Claudia Zamora Valencia, Collective Making: Processes and Actions Panel, makes visual work that investigates inequality, consumption, and labor. Trained as a cultural anthropologist and filmmaker, she uses methods and techniques from both fields to explore how social processes, power structures, and the act of documentation intertwine in daily life. She is an educator and organizer that works with immigrant workers, and is currently pursuing a Ph.D. in anthropology. Her research has been published in academic journals, and her personal and collaborative films have screened at Ambulante Film Festival, American Anthropologist Association (AAA), Camden International Film Festival, DOC NYC, Latin American Studies Association Film Festival (LASA), Original Thinkers, Other Cinema, Single Frame, UnionDocs, and Workers Unite Film Festival. Claudia is a member of Meerkat Media Collective.
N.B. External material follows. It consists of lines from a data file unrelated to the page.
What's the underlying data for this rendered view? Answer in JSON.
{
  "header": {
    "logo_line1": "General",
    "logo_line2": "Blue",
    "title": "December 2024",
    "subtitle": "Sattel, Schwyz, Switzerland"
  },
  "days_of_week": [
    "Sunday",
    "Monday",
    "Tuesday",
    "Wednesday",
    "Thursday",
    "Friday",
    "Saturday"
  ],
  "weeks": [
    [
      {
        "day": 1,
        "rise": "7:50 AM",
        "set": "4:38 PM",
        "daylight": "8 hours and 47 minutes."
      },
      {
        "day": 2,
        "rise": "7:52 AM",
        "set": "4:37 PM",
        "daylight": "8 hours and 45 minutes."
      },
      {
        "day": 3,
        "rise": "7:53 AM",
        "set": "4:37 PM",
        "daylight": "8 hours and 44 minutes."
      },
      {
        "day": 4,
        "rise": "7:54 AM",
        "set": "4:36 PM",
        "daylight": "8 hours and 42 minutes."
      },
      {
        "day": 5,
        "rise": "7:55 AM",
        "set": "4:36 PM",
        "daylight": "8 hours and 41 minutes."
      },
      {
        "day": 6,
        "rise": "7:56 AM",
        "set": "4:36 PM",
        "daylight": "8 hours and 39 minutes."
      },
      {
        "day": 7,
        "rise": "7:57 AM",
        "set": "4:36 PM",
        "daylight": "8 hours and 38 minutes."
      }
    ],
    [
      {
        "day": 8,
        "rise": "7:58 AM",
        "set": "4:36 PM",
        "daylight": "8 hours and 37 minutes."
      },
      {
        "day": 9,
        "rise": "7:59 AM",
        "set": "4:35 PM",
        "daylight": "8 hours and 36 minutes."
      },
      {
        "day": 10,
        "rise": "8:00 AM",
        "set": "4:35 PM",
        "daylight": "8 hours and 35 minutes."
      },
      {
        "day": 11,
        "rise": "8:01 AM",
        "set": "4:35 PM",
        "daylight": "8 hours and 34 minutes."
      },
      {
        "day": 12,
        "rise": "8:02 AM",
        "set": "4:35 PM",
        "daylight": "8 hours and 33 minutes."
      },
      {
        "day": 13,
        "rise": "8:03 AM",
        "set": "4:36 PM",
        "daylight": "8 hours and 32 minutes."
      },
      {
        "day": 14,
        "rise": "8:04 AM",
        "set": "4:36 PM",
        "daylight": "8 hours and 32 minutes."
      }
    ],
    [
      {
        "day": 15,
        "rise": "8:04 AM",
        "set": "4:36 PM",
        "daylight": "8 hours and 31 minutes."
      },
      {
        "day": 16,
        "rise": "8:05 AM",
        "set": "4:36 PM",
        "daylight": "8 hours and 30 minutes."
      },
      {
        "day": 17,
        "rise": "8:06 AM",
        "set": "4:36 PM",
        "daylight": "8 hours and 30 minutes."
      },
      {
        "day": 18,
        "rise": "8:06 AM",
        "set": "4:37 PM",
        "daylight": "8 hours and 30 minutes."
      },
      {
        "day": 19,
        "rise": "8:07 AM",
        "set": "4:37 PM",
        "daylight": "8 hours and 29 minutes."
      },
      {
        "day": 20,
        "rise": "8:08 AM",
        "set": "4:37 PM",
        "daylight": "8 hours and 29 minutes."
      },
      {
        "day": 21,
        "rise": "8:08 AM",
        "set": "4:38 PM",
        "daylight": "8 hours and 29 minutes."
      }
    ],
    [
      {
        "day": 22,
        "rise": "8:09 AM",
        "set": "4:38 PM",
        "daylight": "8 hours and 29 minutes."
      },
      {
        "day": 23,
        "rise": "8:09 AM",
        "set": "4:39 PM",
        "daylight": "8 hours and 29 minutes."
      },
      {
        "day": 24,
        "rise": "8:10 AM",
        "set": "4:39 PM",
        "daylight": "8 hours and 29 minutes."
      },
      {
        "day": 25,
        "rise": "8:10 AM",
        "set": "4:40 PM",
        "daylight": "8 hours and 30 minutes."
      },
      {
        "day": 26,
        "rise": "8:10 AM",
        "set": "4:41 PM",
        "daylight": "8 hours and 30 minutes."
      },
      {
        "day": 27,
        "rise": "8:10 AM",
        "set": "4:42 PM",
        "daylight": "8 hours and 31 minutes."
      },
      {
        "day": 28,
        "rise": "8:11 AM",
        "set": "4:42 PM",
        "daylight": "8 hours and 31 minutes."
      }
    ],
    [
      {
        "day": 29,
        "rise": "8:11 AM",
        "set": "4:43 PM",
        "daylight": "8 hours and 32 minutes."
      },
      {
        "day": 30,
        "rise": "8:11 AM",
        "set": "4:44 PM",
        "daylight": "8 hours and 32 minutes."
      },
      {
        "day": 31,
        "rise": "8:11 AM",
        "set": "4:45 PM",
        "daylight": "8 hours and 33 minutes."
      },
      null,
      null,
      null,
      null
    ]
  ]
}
She was born and raised in Oaxaca, Mex, and lives in Brooklyn, NY.

Jiayu Yang, Co-creating in China’s Countryside Panel, is a nonfiction filmmaker based in China. Born and raised in Guilin, China, she is a member of the Miao ethnic minority group. Driven by her cross-cultural experience, her work ponders subjective methods of cultural representation, taking a personal and poetic approach to telling stories from rural China that are unknown in most of the world. She celebrates universal sensitivity and finds “spectacle” in the mundane, while challenging the stereotypical notions about both cultures and people. Jiayu earned her MFA in Documentary Media at Northwestern University. Her film, I Dream of Vietnam, is part of the Chicagoland Shorts Vol. 6 touring program and won the Tom Berman Award for Most Promising Filmmaker at the 58th Ann Arbor Film Festival. Her work-in-progress, A User’s Manual for Worms, is a visual representation of her father’s vision of reconnecting human and nature through insects.

Patricia R. Zimmermann, We Tell Talk Back, is co-programmer of the national touring exhibition We Tell: Fifty Years of Participatory Community Media. Her most recent books include Flash Flaherty: Tales from a Film Seminar (2021); Documentary Across Platforms: Reverse Engineering Media, Place, and Politics (2019); Open Space New Media Documentary: A Toolkit for Theory and Practice (2018); The Flaherty: Decades in the Cause of Independent Cinema (2017); and Thinking Through Digital Media: Transnational Environments and Locative Places (2015). She is Professor of Screen Studies and Co-Director of the Finger Lakes Environmental Film Festival at Ithaca College.